Já há alguns anos, a Netflix vêm se dedicando a criação de conteúdo próprio e de qualidade ímpar – vide o sucesso de House of Cards, Orange is the New Black e Better Call Saul – trazendo equipes de renome para projetos ambiciosos a níveis das produções da gigante televisiva, HBO. A mais recente atração disponível no catálogo é Narcos, criada por Chris Brancato, cuja trama é baseada na ascensão do império do maior traficante de drogas da Colômbia, Pablo Escobar.

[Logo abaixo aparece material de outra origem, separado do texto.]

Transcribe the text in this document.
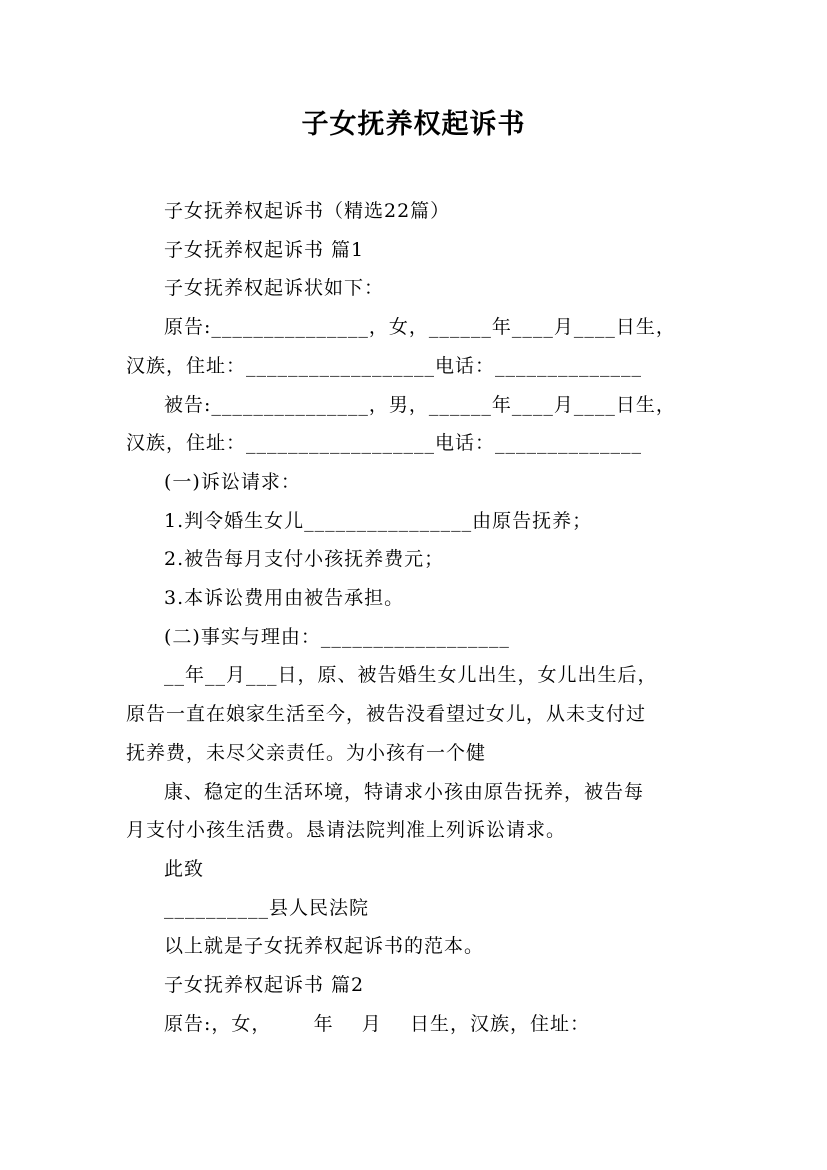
子女抚养权起诉书

子女抚养权起诉书（精选22篇）

子女抚养权起诉书 篇1

子女抚养权起诉状如下：

原告:_______________，女，______年____月____日生，

汉族，住址：__________________电话：______________

被告:_______________，男，______年____月____日生，

汉族，住址：__________________电话：______________

(一)诉讼请求：

1.判令婚生女儿________________由原告抚养；

2.被告每月支付小孩抚养费元；

3.本诉讼费用由被告承担。

(二)事实与理由：__________________

__年__月___日，原、被告婚生女儿出生，女儿出生后，

原告一直在娘家生活至今，被告没看望过女儿，从未支付过

抚养费，未尽父亲责任。为小孩有一个健

康、稳定的生活环境，特请求小孩由原告抚养，被告每

月支付小孩生活费。恳请法院判准上列诉讼请求。

此致

__________县人民法院

以上就是子女抚养权起诉书的范本。

子女抚养权起诉书 篇2

原告:，女，      年    月    日生，汉族，住址：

Além da vida de Pablo Escobar (Wagner Moura) e seu império, acompanhamos a história do agente norte-americano Steve Murphy (Boyd Holbrook) – que assume o papel de narrador – em sua vinda para a Colômbia com sua esposa Connie (Joanna Christie) para trabalhar com o Javier Peña (Pedro Pascal) em uma tentativa de combater o tráfico de cocaína para as terras do Tio Sam.

Como o próprio aviso antes de cada episódio adverte, algumas liberdades poéticas são tomadas para manter um certo nível de dramatização, mas ainda assim contar uma história verídica. Dito isso, Narcos retrata o surgimento do que veio a ser o Cartel de Medellín, uma das organizações criminais mais violentas para os cidadãos colombianos. Essa violência é escancarada sem pudores nos 10 episódios que compõem a primeira temporada, a medida que o tempo passa vemos, tanto os criminosos como os mocinhos, encorporarem a violência em seu cotidiano.

Cartel de Medellín

O brasileiro José Padilha (Tropa de Elite e Robocop) é responsável pela direção apenas dos dois primeiros episódios, mas acompanha o desenrolar da primeira temporada como produtor executivo. O molde de Padilha é bem evidente na narrativa que interliga questões socias, políticas e criminais para produzir um condensado de emoções ao espectador. A atuação de Moura como Escobar com um olhar melancólico, perdido no horizonte retrata muito bem o peso na consciência do homem  com boas intenções no início de sua jornada, mas que acabou tornando-se um criminoso frio capaz de tudo para se vingar da classe política que o rejeitou.

Wagner-olhar

A fotografia e as filmagens em planos não muito convencionais são outro acerto na construção de Narcos, como no primeiro episódio em que vemos a cena dos sicarios (assasinos contratados) de Pablo em uma boate festejando, enquanto os homens do Coronel Carrillo (Maurice Compte) ao fundo se preparam para matá-los a todo custo.

Apesar dos comentários a respeito do péssimo sotaque espanhol de Wagner Moura e da falta de tempo em cena para desenvolvimento de alguns personagens, Narcos entrega em sua primeira temporada um arco fechado com mais altos do que baixos, deixando engatilhado uma segunda temporada promete ainda mais momentos intensos com muita violência.